Does this “make real” / “virtual modifier” thing sound relevant to my hand rigging problem?
I have Tony’s book, and I actually was meaning to question him on his bone/weigth painting / envelope method (Maybye he’ll see this thread and chime in).
IMO, his procedure is a bit convuluted and overly complex, but it may well work better for him and produce good results. I haven’t done a lot of rigging so I don’t really have a good answer.
But in general, you can use manual vertex assignment or parent to bone/automatic group creation or weigtht painting or even the “Tony method” in almost any combination.
The end result is the same : vertex group(s) with vertices assigned to one or more groups.
The usual answer to your original problem of deformatiions is that you have more than one vertex group (bone) influencing the vertiices, or you don’t have the vertex influence “strong enough” (weight).
My .02 on the procedure :
Delete all your vertex groups (select the mesh / edit panel vertex groups / Delete button
Check that the armature modfier has Envelope turned off . If you starting over with a new armature modifier, I would use CTR-P / Make Parent to Armature / Don’t Create Grouops
*EDIT After doing that, select the mesh and from the Edit / Modifiers Button panel, click the “Make Real” buton, then turn off the Envelopes button in the Armature modifier
Select the armature, switch to Pose mode, then select your mesh, switch to weight paint mode
(Assuming you’re using 2.43 …) bring up the wieght paint “Floating” panel with “N”. Change the Opacit to 1.0
Then select a bone, and weigth paint the hand / finger area for each bone, ensuring that the mesh turns completly red for the area you’re painting.
You can check the mesh by pressing SH-LMB on a mesh area. A “popup” menu will display the vertex group(s) that are influencing the area. To start with I would make sure that there is only one vertex grouop (bone) influencing any one area). For fingers you generally don’t want more than one bone affecting any given mesh area.
If you do get multiple vertex groups affecting a mesh area, you can fix it either by weight painting at weight = 0.0 or preferably use the edit / vertex panel to select the affected areas and remove vertices using the Select / Remove buttons. The “box select” (B) key and “double box” (BB) are handy for selecting vertice groups and holding down ALT after "BB) will deslect vertices.
The “virtual” mofiier gets created when you “CTR-P” (parent) the mesh to an armature.

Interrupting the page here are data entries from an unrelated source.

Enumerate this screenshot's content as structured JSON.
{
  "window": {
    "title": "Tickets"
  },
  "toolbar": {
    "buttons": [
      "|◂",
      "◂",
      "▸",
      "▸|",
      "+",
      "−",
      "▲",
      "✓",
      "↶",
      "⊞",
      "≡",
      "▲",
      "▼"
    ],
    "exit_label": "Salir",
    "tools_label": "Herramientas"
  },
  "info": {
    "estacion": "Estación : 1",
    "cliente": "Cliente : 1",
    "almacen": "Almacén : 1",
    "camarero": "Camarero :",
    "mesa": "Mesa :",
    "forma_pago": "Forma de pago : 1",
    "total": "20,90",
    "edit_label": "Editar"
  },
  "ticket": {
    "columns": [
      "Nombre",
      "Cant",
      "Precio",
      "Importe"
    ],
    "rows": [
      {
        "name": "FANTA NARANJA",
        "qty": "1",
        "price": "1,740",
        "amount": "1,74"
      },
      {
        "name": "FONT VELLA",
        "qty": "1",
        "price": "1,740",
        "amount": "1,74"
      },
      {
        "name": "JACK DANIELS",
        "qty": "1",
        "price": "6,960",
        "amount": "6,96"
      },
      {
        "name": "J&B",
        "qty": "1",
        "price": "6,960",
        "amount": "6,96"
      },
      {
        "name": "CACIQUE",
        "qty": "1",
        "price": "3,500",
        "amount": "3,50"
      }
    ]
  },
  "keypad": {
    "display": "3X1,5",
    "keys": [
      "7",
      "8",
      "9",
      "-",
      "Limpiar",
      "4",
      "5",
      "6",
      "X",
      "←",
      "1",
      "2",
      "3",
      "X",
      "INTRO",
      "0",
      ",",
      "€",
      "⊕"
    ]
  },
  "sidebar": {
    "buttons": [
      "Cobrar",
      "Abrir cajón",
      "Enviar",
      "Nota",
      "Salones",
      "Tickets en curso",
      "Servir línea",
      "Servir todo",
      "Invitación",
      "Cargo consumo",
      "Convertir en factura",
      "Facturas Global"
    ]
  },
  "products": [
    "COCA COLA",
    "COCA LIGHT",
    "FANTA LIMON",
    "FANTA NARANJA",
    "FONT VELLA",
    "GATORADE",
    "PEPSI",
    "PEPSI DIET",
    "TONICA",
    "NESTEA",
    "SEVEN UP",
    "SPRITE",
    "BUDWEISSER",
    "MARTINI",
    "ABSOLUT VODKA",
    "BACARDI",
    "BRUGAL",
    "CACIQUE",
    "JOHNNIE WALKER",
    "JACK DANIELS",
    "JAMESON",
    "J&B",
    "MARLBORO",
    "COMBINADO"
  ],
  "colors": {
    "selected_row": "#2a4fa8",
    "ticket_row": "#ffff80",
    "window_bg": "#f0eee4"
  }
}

Why it doesn’t just create an “ordinary” armature modifier is probably a complex codiing issue.
Anyway I would always press the Make Real button and then turn off the Envelopes button (if it’s on).
Actually I forgot to mention this step in my previous message, I’ll add it in.
for going manually,do create vertex groups names, according to bones names and follow along using the just made vertex groups and assign the right vertex to it using both weight paint and edit mode assign function, for weight paint select your armature and go pose mode, select the mesh and go weight paint mode, now when you select a bone it will assign vertex to that bone, this way you dont need to be worried by the name of the things, one thing you should do is make a new armature, this will avoid some errors i think,success!